Every customer is an exaggerated personification of my own shortcomings. When I’m overwhelmed, I snap. Or I crumble. Or I worry my cuticles bloody and raw. Facing these ghosts of tantrums past at my most vulnerable, when I feel both resentful and guilty to be employed, when I fear anyone could make me extremely ill (if not kill me), is one of the most difficult things I’ve ever had to do.
So why do I continue to go to work day after day? I wish I could say that it’s out of altruism, that it’s an act of service. But I can’t take credit for my new crisis-responder classification. I never swore the Hippocratic oath, never enlisted in the National Guard. I can’t be compared to my brother-in-law, who willingly went to Sarajevo during the Bosnian war to work breadlines.
I return to work because I’m just as freaked out as everyone else. I find comfort in routine, in seeing the same faces day after day. My grocery store job is the only facet of my life that hasn’t completely changed in the last two weeks. Without it, I wouldn’t recognise anything at all and would probably sooner collapse with a nervous breakdown.
It’s 6 a.m. The parking lot is empty. The sun isn’t up yet. Inside the store, we listen to Sharon Jones & The Dap-Kings at full volume. We dance our shoulders a little as we restock the bare shelves.

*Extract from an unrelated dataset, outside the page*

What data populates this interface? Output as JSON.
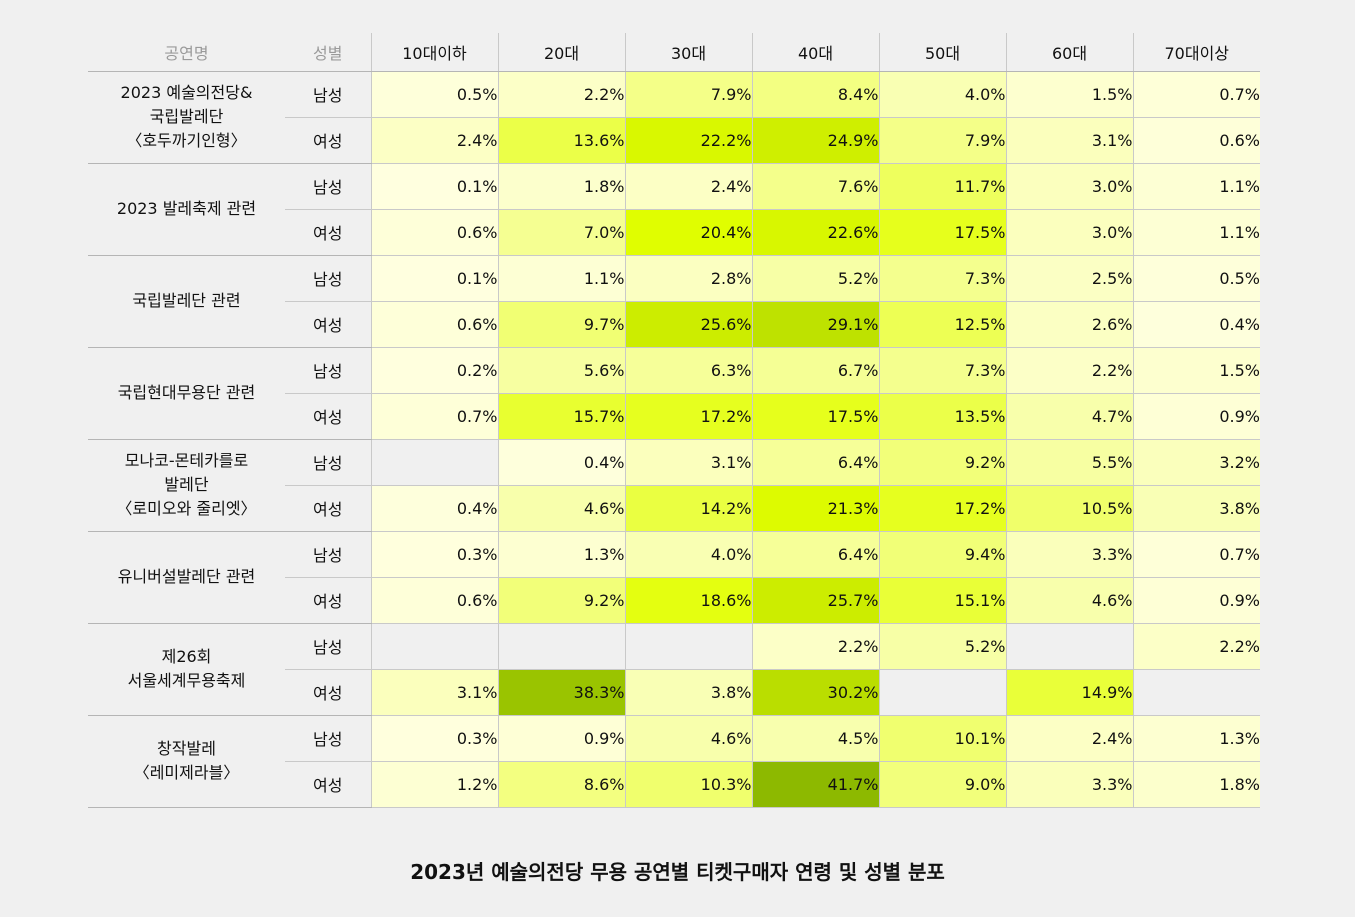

My co-workers and I talk about everything except the coronavirus: our new garden projects or our pets or what we whipped up for dinner last night. I hang packaged lunchmeat from pegs, spreading our thin inventory over several facings to give the illusion of abundance our customers will appreciate. Our goal is to keep our store from looking post-apocalyptic as long as possible. We want to be familiar.
I imagine many of our customers come into our store for the same exact reason I do. It’s one of the last vestiges of “normal” life right now. And though I’d like to think I’d never risk my life for a tub of ginger snaps or a bottle of cheap wine, I already have been.